Millennials and Gen Z workers are bearing the brunt of burnout at work, he says.
“It's not surprising that early career workers would be susceptible to burnout, they have very high expectations, not only coming from themselves, but also from society, for their work.
“But they've been left to allow that passion and that sense of purpose to be its own reward. And it just isn't, in order for workers to do a good job, in order for their jobs to live up to the ideals that they have. Those workers need decent salaries, they need predictable schedules, they need paid time off, and they need security, they need to know that they are going to have a job in a month, a week, a year.
“But what they we often see, particularly in the gig economy is that some workers don't know if they're going to have a job in the next five minutes, which just increases the anxiety and the pressure on them.”
Men and woman experience burnout differently, he says.
“Women are more likely to experience burnout, primarily as exhaustion than men, across many studies, women tend to score a little higher on exhaustion.
Men tend to score a bit higher on the cynicism dimension.
“And I think that that matches up with cultural stereotypes and expectations that we have for men and women. Women often have to pull a second shift of childcare and other domestic responsibilities after their shift at work ends.
“And that can be manifested as exhaustion.”
Cynicism among men is a signal that the cultural stereotype of the stoical male breadwinner remains, he says.
“He goes to work and kind of grimly provides for his family and doesn't feel necessarily very fulfilled by it, but knows that he has this duty that he has to fulfill.
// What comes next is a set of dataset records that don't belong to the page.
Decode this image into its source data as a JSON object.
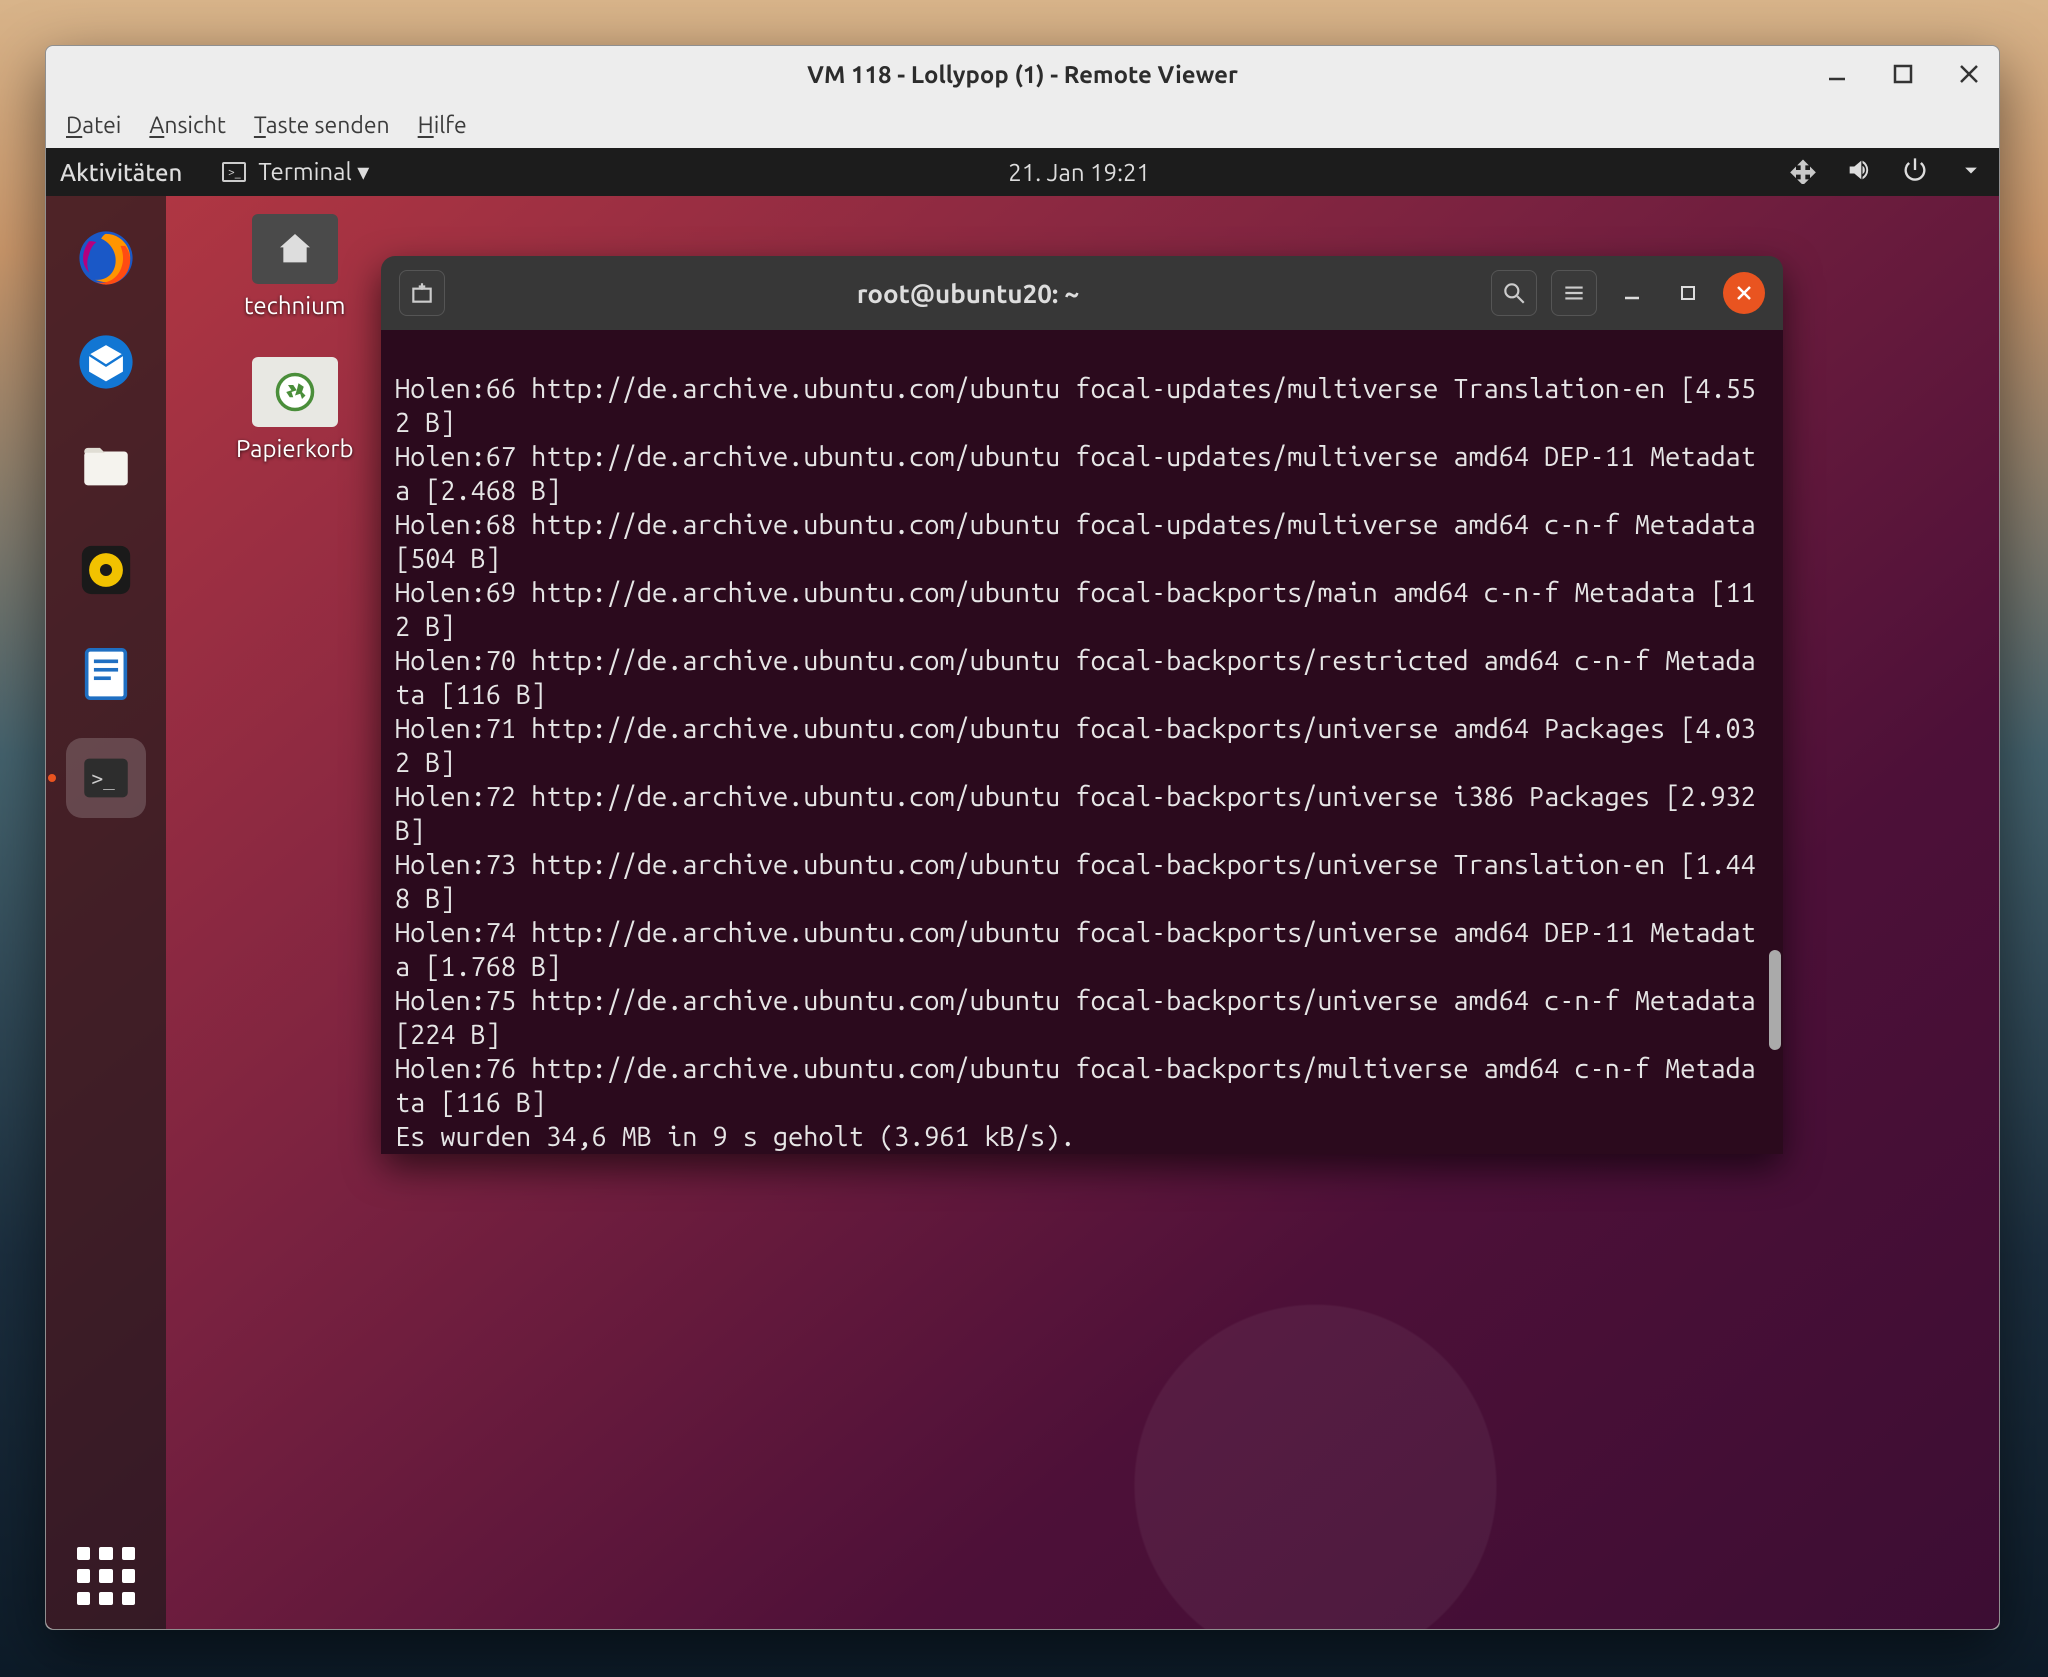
{
  "remote_viewer": {
    "title": "VM 118 - Lollypop (1) - Remote Viewer",
    "menu": {
      "file": {
        "u": "D",
        "rest": "atei"
      },
      "view": {
        "u": "A",
        "rest": "nsicht"
      },
      "send_keys": {
        "u": "T",
        "rest": "aste senden"
      },
      "help": {
        "u": "H",
        "rest": "ilfe"
      }
    }
  },
  "topbar": {
    "activities": "Aktivitäten",
    "app": "Terminal ▾",
    "clock": "21. Jan  19:21"
  },
  "desktop": {
    "home_folder": "technium",
    "trash": "Papierkorb"
  },
  "terminal": {
    "title": "root@ubuntu20: ~",
    "lines": [
      "Holen:66 http://de.archive.ubuntu.com/ubuntu focal-updates/multiverse Translation-en [4.552 B]",
      "Holen:67 http://de.archive.ubuntu.com/ubuntu focal-updates/multiverse amd64 DEP-11 Metadata [2.468 B]",
      "Holen:68 http://de.archive.ubuntu.com/ubuntu focal-updates/multiverse amd64 c-n-f Metadata [504 B]",
      "Holen:69 http://de.archive.ubuntu.com/ubuntu focal-backports/main amd64 c-n-f Metadata [112 B]",
      "Holen:70 http://de.archive.ubuntu.com/ubuntu focal-backports/restricted amd64 c-n-f Metadata [116 B]",
      "Holen:71 http://de.archive.ubuntu.com/ubuntu focal-backports/universe amd64 Packages [4.032 B]",
      "Holen:72 http://de.archive.ubuntu.com/ubuntu focal-backports/universe i386 Packages [2.932 B]",
      "Holen:73 http://de.archive.ubuntu.com/ubuntu focal-backports/universe Translation-en [1.448 B]",
      "Holen:74 http://de.archive.ubuntu.com/ubuntu focal-backports/universe amd64 DEP-11 Metadata [1.768 B]",
      "Holen:75 http://de.archive.ubuntu.com/ubuntu focal-backports/universe amd64 c-n-f Metadata [224 B]",
      "Holen:76 http://de.archive.ubuntu.com/ubuntu focal-backports/multiverse amd64 c-n-f Metadata [116 B]",
      "Es wurden 34,6 MB in 9 s geholt (3.961 kB/s)."
    ]
  }
}
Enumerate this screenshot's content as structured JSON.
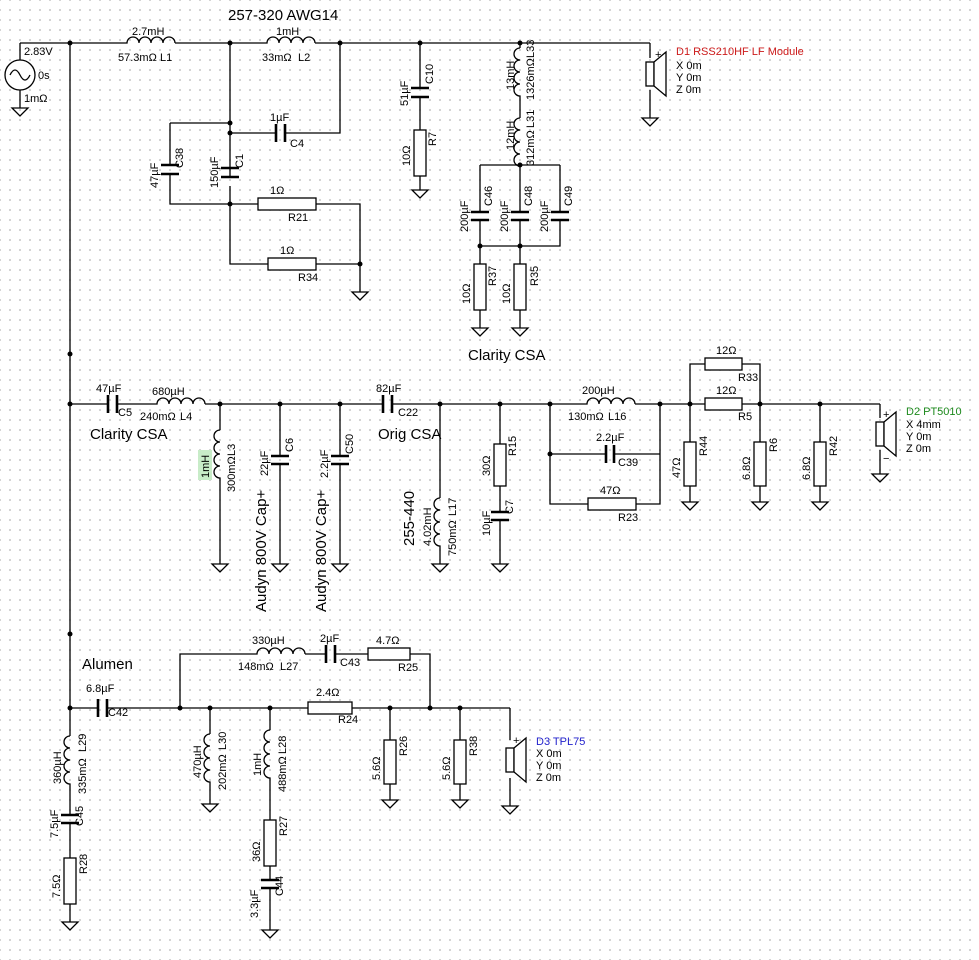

“What I think is interesting about this is that a lot of younger men believed that they were over some of those stereotypes, but that pattern of masculine Identity that my father embodied, I think is still very much with us.”
He is not trying to say man have it worse than women, he says.
“Rather that we need to pay attention to these differences. And if we want to help men overcome some of the ways that the patriarchy harms them too, then we need to look at these patterns of how men and women burnout differently.”
The solution, he believes, lies in creating meaning away from the workplace, he visited a monastery as part of his research for the book.
“I went to this secluded monastery in northern New Mexico, this is in the desert 13 miles down a dirt road from the nearest highway. And I was drawn to this community of monks who live there, because they put something else ahead of their work in importance.
“The focus of their lives is communal prayer. And that orders their day. Like the rest of us have to work in order to provide for themselves and maintain where they live.
But they only work for about three or four hours a day. And when the chapel bell rings, calling them to communal prayer, they drop what they're doing.”
They know the work will still be there tomorrow, he says.
“This was such an interesting model for how to overcome burnout culture, not because I think we all need to move to the desert, or we all need to join monasteries or anything like that.
“But rather it's that what we do need to do is identify those things we're working toward, what are the things that are more important than our work? And how can we limit our work so that it supports those things without overtaking our lives?”